My initial thought there is that you'd have an imbalance. Many token patterns would almost never come up with the assistant tag on them, for example words with typos in them.
I don't know a ton about how LLMs work (I really should learn), but something like this feels like it might be the way forward to me.

The software running the model knows unambiguously what came from a user and what did not, what came from a tool call and what did not, etc... and having some way of exposing that to the LLM as part of the text itself feels like it fits better with how a neural net works than a set of surrounding tags does.

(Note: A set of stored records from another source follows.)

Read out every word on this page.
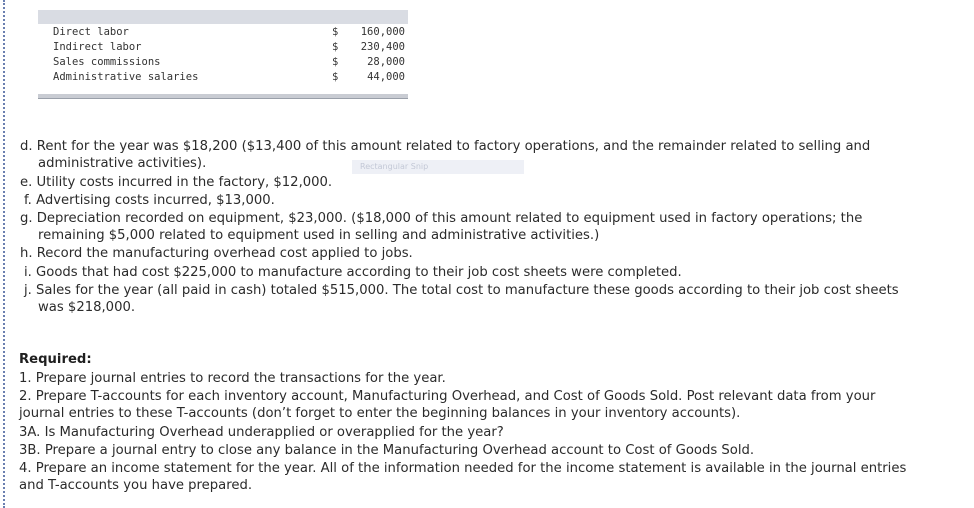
Direct labor	$ 160,000
Indirect labor	$ 230,400
Sales commissions	$	28,000
Administrative salaries	$	44,000
Rectangular Snip
d. Rent for the year was $18,200 ($13,400 of this amount related to factory operations, and the remainder related to selling and
administrative activities).
e. Utility costs incurred in the factory, $12,000.
f. Advertising costs incurred, $13,000.
g. Depreciation recorded on equipment, $23,000. ($18,000 of this amount related to equipment used in factory operations; the
remaining $5,000 related to equipment used in selling and administrative activities.)
h. Record the manufacturing overhead cost applied to jobs.
i. Goods that had cost $225,000 to manufacture according to their job cost sheets were completed.
j. Sales for the year (all paid in cash) totaled $515,000. The total cost to manufacture these goods according to their job cost sheets
was $218,000.
Required:
1. Prepare journal entries to record the transactions for the year.
2. Prepare T-accounts for each inventory account, Manufacturing Overhead, and Cost of Goods Sold. Post relevant data from your
journal entries to these T-accounts (don’t forget to enter the beginning balances in your inventory accounts).
3A. Is Manufacturing Overhead underapplied or overapplied for the year?
3B. Prepare a journal entry to close any balance in the Manufacturing Overhead account to Cost of Goods Sold.
4. Prepare an income statement for the year. All of the information needed for the income statement is available in the journal entries
and T-accounts you have prepared.
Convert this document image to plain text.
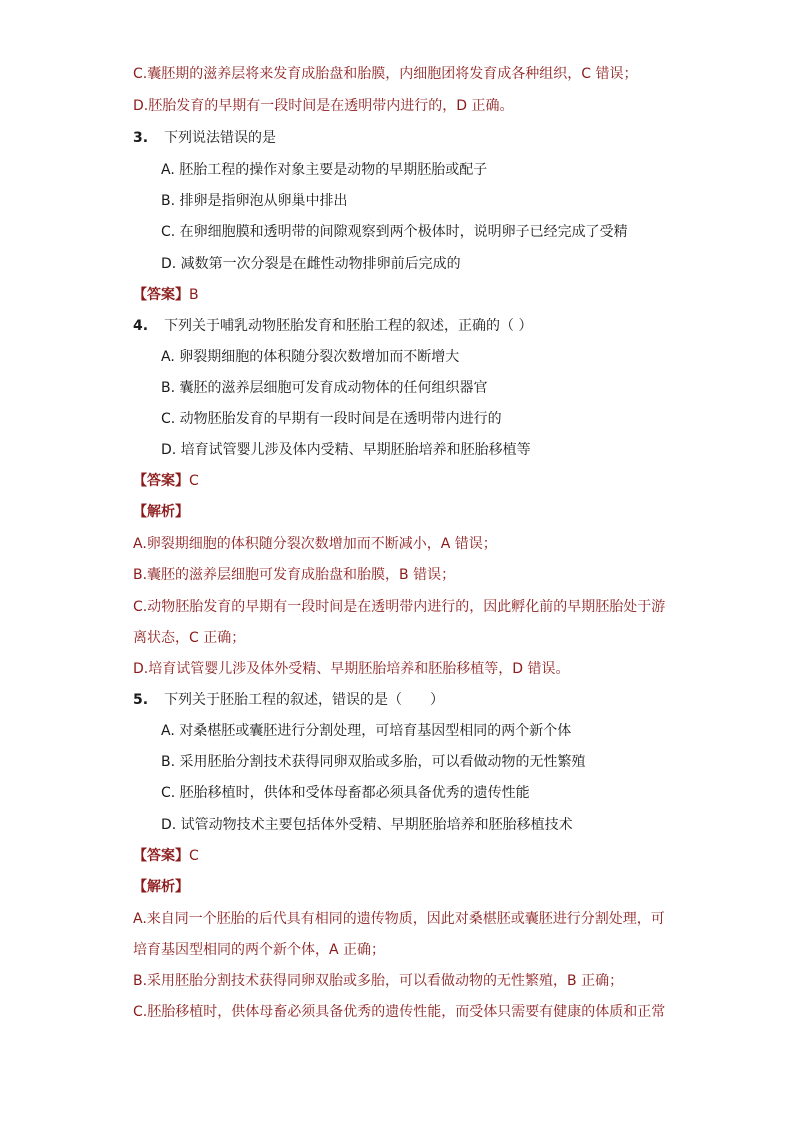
C.囊胚期的滋养层将来发育成胎盘和胎膜，内细胞团将发育成各种组织，C 错误；
D.胚胎发育的早期有一段时间是在透明带内进行的，D 正确。
3. 下列说法错误的是
A. 胚胎工程的操作对象主要是动物的早期胚胎或配子
B. 排卵是指卵泡从卵巢中排出
C. 在卵细胞膜和透明带的间隙观察到两个极体时，说明卵子已经完成了受精
D. 减数第一次分裂是在雌性动物排卵前后完成的
【答案】B
4. 下列关于哺乳动物胚胎发育和胚胎工程的叙述，正确的（ ）
A. 卵裂期细胞的体积随分裂次数增加而不断增大
B. 囊胚的滋养层细胞可发育成动物体的任何组织器官
C. 动物胚胎发育的早期有一段时间是在透明带内进行的
D. 培育试管婴儿涉及体内受精、早期胚胎培养和胚胎移植等
【答案】C
【解析】
A.卵裂期细胞的体积随分裂次数增加而不断减小，A 错误；
B.囊胚的滋养层细胞可发育成胎盘和胎膜，B 错误；
C.动物胚胎发育的早期有一段时间是在透明带内进行的，因此孵化前的早期胚胎处于游
离状态，C 正确；
D.培育试管婴儿涉及体外受精、早期胚胎培养和胚胎移植等，D 错误。
5. 下列关于胚胎工程的叙述，错误的是（　　）
A. 对桑椹胚或囊胚进行分割处理，可培育基因型相同的两个新个体
B. 采用胚胎分割技术获得同卵双胎或多胎，可以看做动物的无性繁殖
C. 胚胎移植时，供体和受体母畜都必须具备优秀的遗传性能
D. 试管动物技术主要包括体外受精、早期胚胎培养和胚胎移植技术
【答案】C
【解析】
A.来自同一个胚胎的后代具有相同的遗传物质，因此对桑椹胚或囊胚进行分割处理，可
培育基因型相同的两个新个体，A 正确；
B.采用胚胎分割技术获得同卵双胎或多胎，可以看做动物的无性繁殖，B 正确；
C.胚胎移植时，供体母畜必须具备优秀的遗传性能，而受体只需要有健康的体质和正常
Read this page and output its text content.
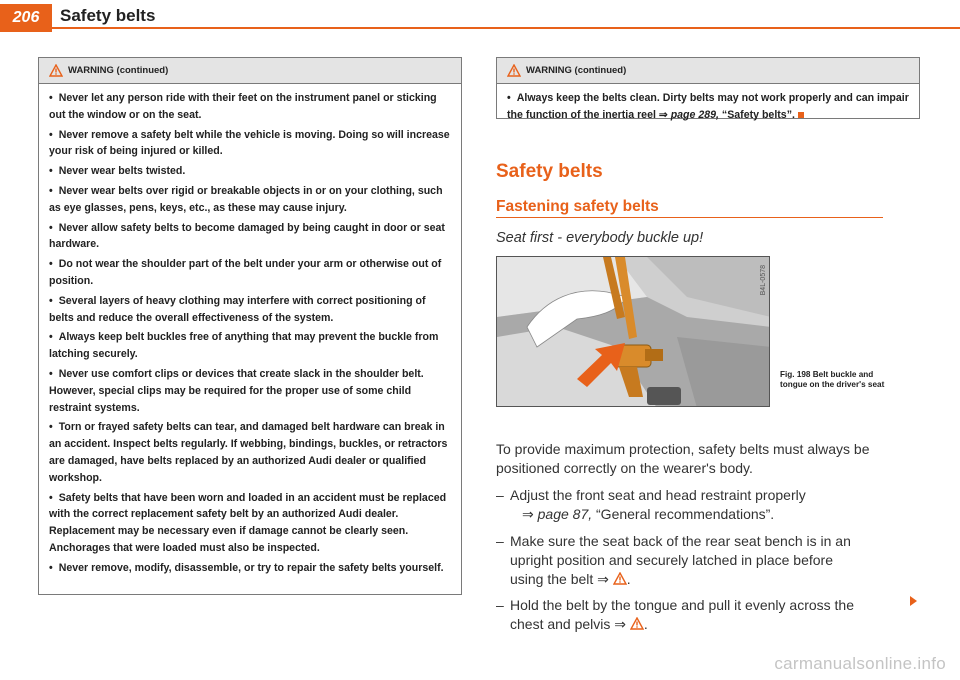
206	Safety belts
WARNING (continued)

• Never let any person ride with their feet on the instrument panel or sticking out the window or on the seat.

• Never remove a safety belt while the vehicle is moving. Doing so will increase your risk of being injured or killed.

• Never wear belts twisted.

• Never wear belts over rigid or breakable objects in or on your clothing, such as eye glasses, pens, keys, etc., as these may cause injury.

• Never allow safety belts to become damaged by being caught in door or seat hardware.

• Do not wear the shoulder part of the belt under your arm or otherwise out of position.

• Several layers of heavy clothing may interfere with correct positioning of belts and reduce the overall effectiveness of the system.

• Always keep belt buckles free of anything that may prevent the buckle from latching securely.

• Never use comfort clips or devices that create slack in the shoulder belt. However, special clips may be required for the proper use of some child restraint systems.

• Torn or frayed safety belts can tear, and damaged belt hardware can break in an accident. Inspect belts regularly. If webbing, bindings, buckles, or retractors are damaged, have belts replaced by an authorized Audi dealer or qualified workshop.

• Safety belts that have been worn and loaded in an accident must be replaced with the correct replacement safety belt by an authorized Audi dealer. Replacement may be necessary even if damage cannot be clearly seen. Anchorages that were loaded must also be inspected.

• Never remove, modify, disassemble, or try to repair the safety belts yourself.

WARNING (continued)

• Always keep the belts clean. Dirty belts may not work properly and can impair the function of the inertia reel ⇒ page 289, “Safety belts”.

Safety belts
Fastening safety belts
Seat first - everybody buckle up!
B4L-0578
Fig. 198 Belt buckle and tongue on the driver's seat
To provide maximum protection, safety belts must always be positioned correctly on the wearer's body.
– Adjust the front seat and head restraint properly
⇒ page 87, “General recommendations”.
– Make sure the seat back of the rear seat bench is in an
upright position and securely latched in place before
using the belt ⇒ .
– Hold the belt by the tongue and pull it evenly across the
chest and pelvis ⇒ .
carmanualsonline.info
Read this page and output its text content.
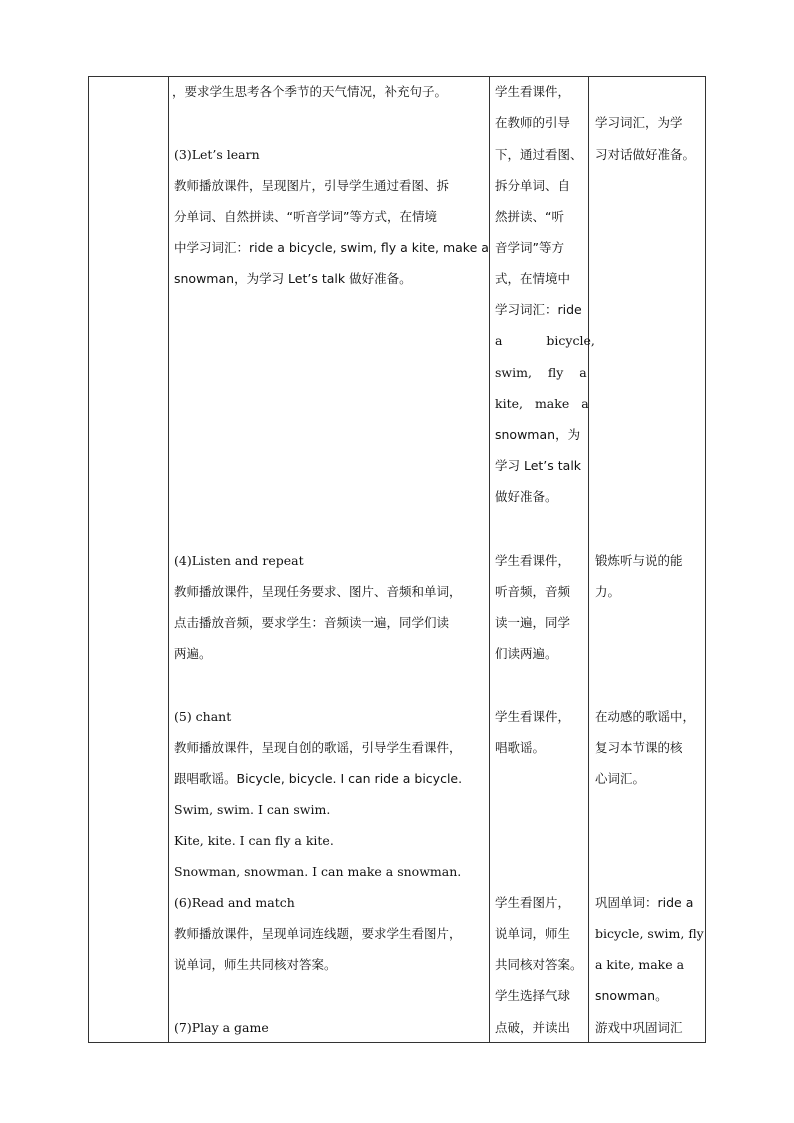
，要求学生思考各个季节的天气情况，补充句子。
(3)Let’s learn
教师播放课件，呈现图片，引导学生通过看图、拆
分单词、自然拼读、“听音学词”等方式，在情境
中学习词汇：ride a bicycle, swim, fly a kite, make a
snowman，为学习 Let’s talk 做好准备。
(4)Listen and repeat
教师播放课件，呈现任务要求、图片、音频和单词，
点击播放音频，要求学生：音频读一遍，同学们读
两遍。
(5) chant
教师播放课件，呈现自创的歌谣，引导学生看课件，
跟唱歌谣。Bicycle, bicycle. I can ride a bicycle.
Swim, swim. I can swim.
Kite, kite. I can fly a kite.
Snowman, snowman. I can make a snowman.
(6)Read and match
教师播放课件，呈现单词连线题，要求学生看图片，
说单词，师生共同核对答案。
(7)Play a game
学生看课件，
在教师的引导
下，通过看图、
拆分单词、自
然拼读、“听
音学词”等方
式，在情境中
学习词汇：ride
a bicycle,
swim, fly a
kite, make a
snowman，为
学习 Let’s talk
做好准备。
学生看课件，
听音频，音频
读一遍，同学
们读两遍。
学生看课件，
唱歌谣。
学生看图片，
说单词，师生
共同核对答案。
学生选择气球
点破，并读出
学习词汇，为学
习对话做好准备。
锻炼听与说的能
力。
在动感的歌谣中，
复习本节课的核
心词汇。
巩固单词：ride a
bicycle, swim, fly
a kite, make a
snowman。
游戏中巩固词汇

> I've personally had a line of thought where you bake in the role into the token. Basically have an embedding (same dim as token dim) for each role, add it to each token. This adds an unambiguous, unspoofable tag.

Wouldn't this require the training data to also be prepped with the control tokens?

Yes it would. Or, rather, labeling (not extra tokens).
Of course it would, at least at some point; the model has to… model what it means for a token to be a control token. (And the eventual interface of course has to be secure against end users generating such tokens, but that should be easy enough.)

…This somehow feels like AI scientists rediscovering the concept of parenting.

You could duplicate every token and reserve the duplicates exclusively for the chain-of-thought, which could be robustly filtered from user input. Basically adding a "thought" bit to each token.